Court of Chancery Holds "Anti-Reliance" Contract Provisions Cannot Exclude Liability For Fraudulent Misrepresentations
Abry Partners V, L.P., et al. v. F&W Acquisitions LLC, et al., C.A. No. 1756-N, (Del. Ch. Feb. 14, 2006) (published at 891 A.2d 1032 (Del. Ch. 2006).
This is plaintiffs' suit for rescission of a corporate acquisition contract. The seller moved to dismiss the case for failure to state a claim. The court focused on the law and policy of the unambiguous bar to recessionary relief and limitations in damage recovery for misrepresentations through the contract's exclusive indemnity-limiting provision.
The court reconciled the power of privately ordered contracts allocating risk between the parties and Delaware's public policy disfavoring a bar on recessionary remedies and damages for willful misrepresentations. Additionally, the court examined the elective remedies available to the plaintiff-buyer.
A buyer acting through a sophisticated and affiliated equity-entity bought a portfolio publishing company. The stock purchase agreement secured the buyer's promises by carefully restricting its right to relief even for willful misrepresentations through an "anti-reliance" clause and limited damages to 4% of the sale price. The court examined various contract provisions that purportedly carried misrepresentations and limited the remedies.
Applying Delaware's law by a "choice-of-law" provision, the court observed that a schedule attached to the amended Complaint fulfilled the particularized fraud-pleading requirements under Ch. Ct. R. 9(b).
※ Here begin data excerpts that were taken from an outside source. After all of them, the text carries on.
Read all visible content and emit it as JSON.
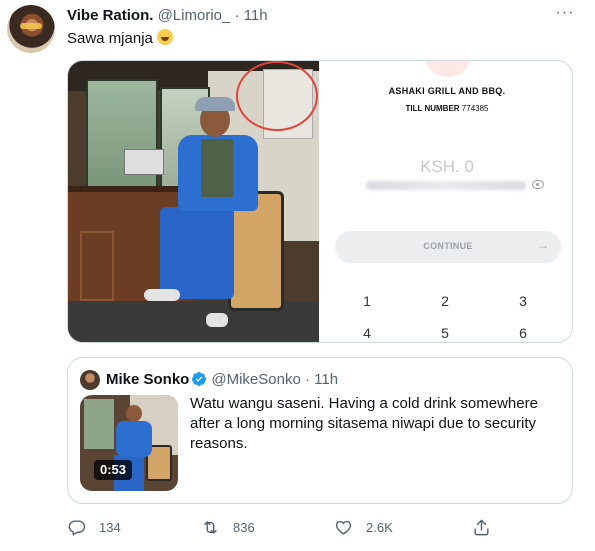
{
  "tweet": {
    "author_name": "Vibe Ration.",
    "handle": "@Limorio_",
    "separator": "·",
    "time": "11h",
    "more_label": "···",
    "text": "Sawa mjanja",
    "emoji": "face-with-tears-of-joy"
  },
  "payment_screen": {
    "merchant": "ASHAKI GRILL AND BBQ.",
    "till_label": "TILL NUMBER",
    "till_number": "774385",
    "amount": "KSH. 0",
    "continue_label": "CONTINUE",
    "continue_arrow": "→",
    "keypad": [
      "1",
      "2",
      "3",
      "4",
      "5",
      "6"
    ]
  },
  "quote": {
    "author_name": "Mike Sonko",
    "handle": "@MikeSonko",
    "separator": "·",
    "time": "11h",
    "verified": true,
    "video_duration": "0:53",
    "text": "Watu wangu saseni. Having a cold drink somewhere after a long morning sitasema niwapi due to security reasons."
  },
  "actions": {
    "replies": "134",
    "retweets": "836",
    "likes": "2.6K",
    "share_icon": "share-icon"
  },
  "colors": {
    "secondary_text": "#536471",
    "verified_blue": "#1d9bf0",
    "border": "#cfd9de",
    "highlight_circle": "#e0453a"
  }
}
The plaintiff attacked the contract's indemnification restrictions on public policy grounds. Agreeing with the seller that its exclusive remedy provisions were correct, the court nevertheless struck down sellers arguments on public policy grounds after exhaustively tracing Delaware precedent and legislative intent. Drawing a distinction between enforcement of "non-reliance" clauses and the actual act of misrepresentation through a public-policy lens, the court examined Delaware's law of exculpation and held that it did not extend to lies and willful misrepresentations.
The court thus denied the seller's motion to dismiss on all grounds except negligent misrepresentation. The court also required the plaintiff to elect either rescission or compensatory damages as a remedial measure if it could prove "reasonable reliance" in its fraud claim.